Virginia era de una belleza impresionante, ojos claros, con un cuerpo
delgadísimo, pero desarrollado. El farmacéutico se imaginaba como
olía aquella muchacha, cómo era la suavidad de su piel, su ropa
interior. La deseaba, pero era menor de edad y él reprimía sus
ganas de salir a hablar con ella.
Virginia
era una muchacha de apariencia tímida, con imagen angelical, pero
entre sus amistades se comportaba de forma extrovertida y cierta
picardía.
La
semana tardó en transcurrir para el farmacéutico, pero por fin era
sábado por la tarde y él no tenía abierto su establecimiento,
aprovechaba para acicalarse, mirándose al espejo, mientras escuchaba
de fondo a “Los Bigies” medio alelado, pensando que, a sus
cuarenta, apenas tenía arrugas, eran líneas de expresión y que
tenía una cara y un tipo resultón, así se veía él. La realidad
era bien distinta. Este hombre se había obsesionado con la joven
Virginia y luchaba contra sus propios pensamientos. Pero sólo él
sabía si sería fuerte para no hacer caso a sus verdaderos
instintos.
De
pronto alguien saca a Rodolfo de su ensimismamiento era su madre que
se asomó por detrás de él al espejo. A través del cual ve cómo
arrebatándole el peine de la mano, se le pone a peinar como una
madre peina a su niño de diez años, era algo que le molestaba
mucho, pero a lo que ya estaba acostumbrado. El comportamiento de su
madre, demasiado protector era habitual en muchos momentos de la
convivencia y él se dejaba porque la respetaba demasiado, y por
educación.
—No
vengas tarde, hijo. Sabes que no puedo pegar ojo si no estas en casa,
y no bebas más de una copa que luego me dejas la habitación oliendo
a alcohol etílico y entre eso y el olor a tabaco, sí ya sé que no
fumas, pero los demás sí y traes el olor impregnado en la ropa, y
me pongo malísima.
—Sí
madre, no te preocupes.
La
madre observaba como salía Rodolfo de la finca donde vivían,
asomada a la ventana de la planta de arriba donde estaba su
habitación, parecía una espía siguiendo sus pasos con sus ojos
saltones. Era viuda desde hacía diez años, pero no se le había
acabado la vida social. Rápidamente se retiró de la ventana y
comenzó a cambiarse de ropa. Se arreglaba de forma moderna, unos
pantalones de cintura baja con patas de elefante, un jersey entallado
con un cinturón ancho por encima, un medallón en cadena sobre el
suéter y zapatos de plataforma.
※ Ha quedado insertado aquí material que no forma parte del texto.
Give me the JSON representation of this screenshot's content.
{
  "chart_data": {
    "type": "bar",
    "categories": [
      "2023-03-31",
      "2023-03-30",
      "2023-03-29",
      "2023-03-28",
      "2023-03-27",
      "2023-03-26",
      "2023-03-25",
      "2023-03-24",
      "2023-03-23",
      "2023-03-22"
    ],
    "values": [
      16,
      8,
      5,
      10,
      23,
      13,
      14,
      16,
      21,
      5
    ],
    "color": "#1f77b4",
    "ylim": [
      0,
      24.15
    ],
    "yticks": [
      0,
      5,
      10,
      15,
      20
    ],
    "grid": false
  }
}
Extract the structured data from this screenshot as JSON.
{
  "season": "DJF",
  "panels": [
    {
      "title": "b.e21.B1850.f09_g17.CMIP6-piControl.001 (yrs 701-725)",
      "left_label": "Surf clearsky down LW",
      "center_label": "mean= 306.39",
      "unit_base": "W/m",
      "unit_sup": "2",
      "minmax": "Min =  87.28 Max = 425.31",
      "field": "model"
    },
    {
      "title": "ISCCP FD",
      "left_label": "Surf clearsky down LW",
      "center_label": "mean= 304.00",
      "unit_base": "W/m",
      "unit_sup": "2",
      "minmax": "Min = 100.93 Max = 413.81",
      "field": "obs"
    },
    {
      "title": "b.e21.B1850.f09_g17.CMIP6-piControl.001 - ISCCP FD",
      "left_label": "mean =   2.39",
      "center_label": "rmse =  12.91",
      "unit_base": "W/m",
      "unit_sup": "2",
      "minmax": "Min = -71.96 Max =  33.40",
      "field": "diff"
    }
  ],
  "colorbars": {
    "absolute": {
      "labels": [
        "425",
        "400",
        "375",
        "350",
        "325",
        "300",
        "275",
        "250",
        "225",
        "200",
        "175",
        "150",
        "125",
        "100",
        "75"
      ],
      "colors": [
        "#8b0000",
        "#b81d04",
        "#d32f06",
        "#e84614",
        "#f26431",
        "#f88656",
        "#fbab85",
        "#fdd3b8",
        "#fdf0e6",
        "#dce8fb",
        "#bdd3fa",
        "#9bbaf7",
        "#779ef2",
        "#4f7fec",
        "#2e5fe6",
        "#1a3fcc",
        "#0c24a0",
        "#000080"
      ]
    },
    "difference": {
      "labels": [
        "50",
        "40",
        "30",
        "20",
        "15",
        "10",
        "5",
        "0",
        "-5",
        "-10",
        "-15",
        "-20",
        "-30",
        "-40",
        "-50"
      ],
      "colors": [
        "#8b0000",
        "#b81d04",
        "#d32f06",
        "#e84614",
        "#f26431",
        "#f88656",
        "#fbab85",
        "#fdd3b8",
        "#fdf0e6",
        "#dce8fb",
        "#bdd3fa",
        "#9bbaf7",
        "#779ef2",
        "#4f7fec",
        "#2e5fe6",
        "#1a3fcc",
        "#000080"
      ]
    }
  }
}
Se maquilló, se colocó una peluca
con un peinado de la época y salió de casa colocándose unas gafas
de sol tan rápido como un rayo. En su SEAT 128 blanco se dirigió
hasta las afueras de la ciudad, allí ya esperaban otras dos amigas
similares a ella en edad, unos sesenta años bien cuidados,
resistiéndose a envejecer, tanto en cuidados de piel como en
estilismo. Las amigas se citaron en una cafetería enfrente a la sala
de fiestas El Piles. Se tomaban algo hasta que llegaban unos
caballeros que cortejaron con ellas. Las invitaron a ir a la sala de
fiestas a bailar un rato.
Y
en el Piles estaba Rodolfo, llevaba media hora apoyado en la barra de
bar de la disco, tomando lo último que quedaba en su copa de ron con
Coca-Cola. Miró al camarero al que le pidió con mímica que le
pusiese otra de lo mismo. Con gran habilidad le colocó un vaso de
tubo con hielo, ron y el refresco.
No
muy lejos, en el reservado oscuro y cercano al bar de la discoteca
unos ojos observan la escena, y por otro lado se le pone pegada a él
una mujer joven.
—¡Pero
mira quién está aquí! Mi querido Rodolfo. Deseaba verte ¿Qué
haces aquí?
—Lo
mismo debería preguntarte yo a ti, Virtudes. ¿No estabas viviendo
en el extranjero?
—Acabo
de llegar a la ciudad, estuve fuera desde… ya sabes, mi
comportamiento. Al principio no lo pasé nada bien pero luego…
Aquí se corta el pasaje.